«¡Pretaivos, redios, que hay que mangar otra filera!»

Edificio que albergó el Cinema Palacio en la recta de Pinzales. / FOTOS: JORGE URÍA GONZÁLEZ
Edificio que albergó el Cinema Palacio en la recta de Pinzales. / FOTOS: JORGE URÍA GONZÁLEZ

Jorge Uría González dona el archivo del Cinema Palacio de Pinzales al Pueblu d'Asturies

ADRIÁN AUSÍNGIJÓN.

El Cinema Palacio llenó de vida la recta de Pinzales entre 1958 y 1967, período en el cual tuvo tres propietarios: Alberto López Palacio, de Oviedo; Etelvina Palacio Laviada, de La Felguera; y Gabino González González, del mismo Pinzales, que tenía a su lado una sala de comidas y bebidas. Hoy, 61 años después de su apertura, aún hay quien recuerda nítidamente aquellos domingos de cine. Es el caso de Manuel Ángel Menéndez, quien alterna su jubilación entre Gijón y Fontaciera. «Íbamos caminando por la vía del tren para llegar a la sesión de las cuatro. Primero estaba el bar La Cuna. Luego, el Palacio. Fuera, Generosa vendía rosquillas, cacahuetes, avellanas... Dentro había bancos corridos y entresuelo; y cuando llegaba más gente Etelvina entraba y gritaba: '¡Pretaivos, redios, que hay que mangar otra filera!'». La algarabía estaba garantizada y una vez iniciada la película, la chavalería se entretenía «lanzando granos de arroz al haz de luz del proyector». Al acabar la peli, los mayores tenían la siguiente escala en el baile de Pinzales, que acabaría convirtiéndose en 'El desguace'. Pero esa es otra historia.

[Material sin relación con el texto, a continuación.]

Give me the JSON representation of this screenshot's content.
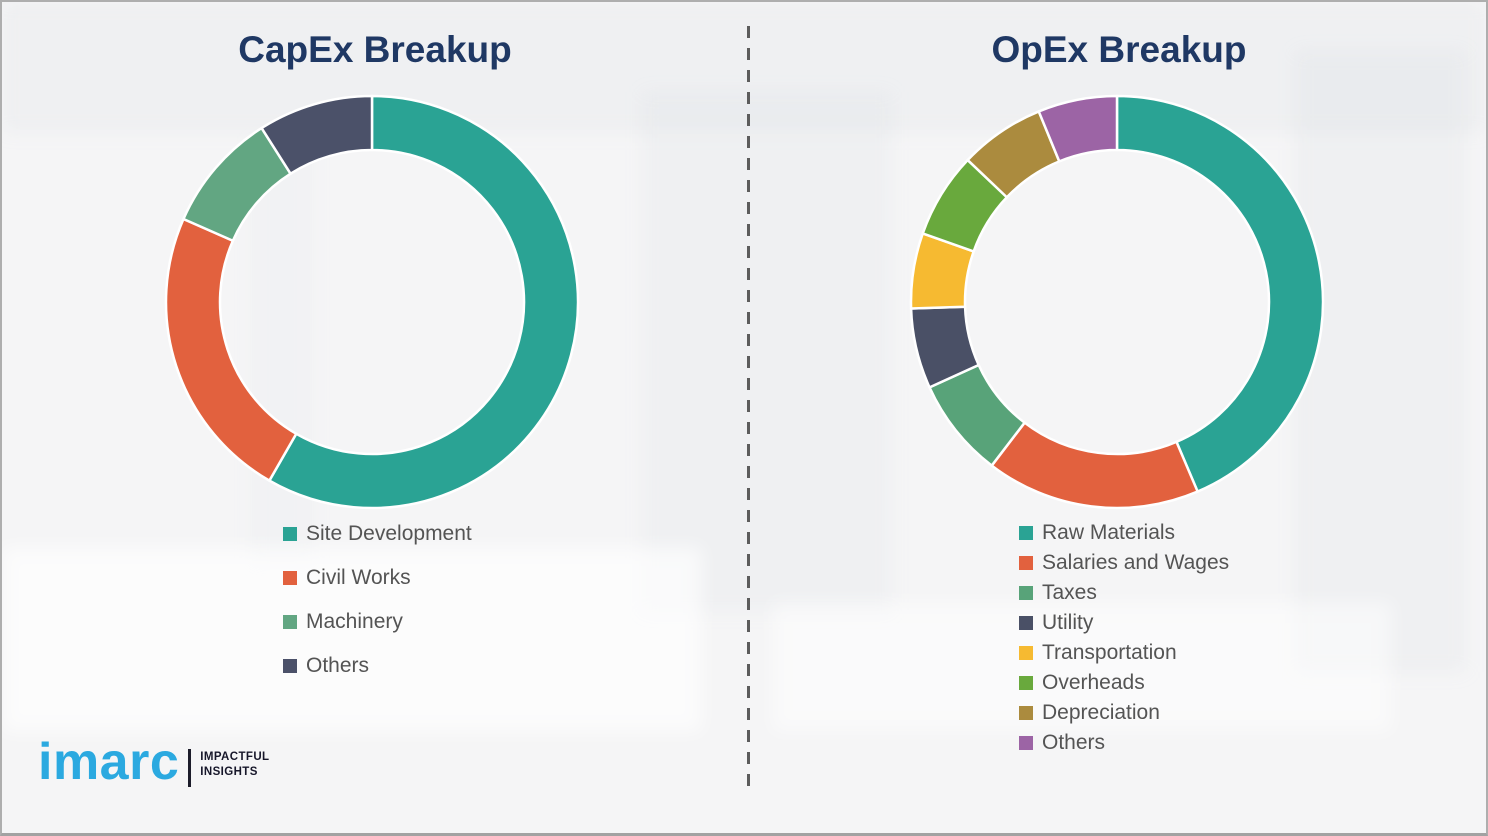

La de ayer, que revivió por momentos aquellos tiempos en blanco y negro, fue la donación del archivo del Cine Palacio al Muséu del Pueblu d'Asturies, merced a la generosidad del catedrático de Historia Contemporánea de la Universidad de Oviedo Jorge Uría González, nieto del último propietario. El legado lo integran planos del proyecto de construcción, talonarios de billetes de entradas, facturas, liquidaciones y circulares de la Sociedad General de Autores; correspondencia con los distribuidores, publicidad de las películas, licencias de exhibición, gastos e ingresos de la sala y una relación de los títulos que resultaron más taquilleros. Menciona por ejemplo 'Rogelia' (1963), 'Aventuras de Joselito en América' (1964), 'Pachín' (1965), 'Así es Asturias' y 'Nobleza baturra' (1966) o 'El balcón de la luna' (1967), exhibidos muchos de ellos años después de su grabación.

Boal, único precedente

El Pueblu d'Asturies, agradecido por la donación, resalta el interés de estos «importantes lugares de ocio del siglo XX, hoy desaparecidos, donde proyectaban películas que marcaban tendencias de moda en ropa, peinados, muebles, casas, música y hábitos de toda clase». Hoy, precisa, solo se conservan dos archivos de este tipo, el del teatro-cine Helenias de Boal, que abrió sus puertas en 1932, y, ahora, el Cinema Palacio de Pinzales, gracias a la generosidad del nieto del último eslabón.

Quedan también impagables testimonios orales. A sus 70 años, Manuel Ángel no solo recuerda sus domingos de cine con la enérgica Etelvina, sino también aquellos otros en Gijón cuando, ya adolescente, iba al Imperio, en Begoña, cuya estructura era completamente de madera, y su madre le advertía: «Ponte cerca de la puerta». No fue mal consejo. Ardió dos veces.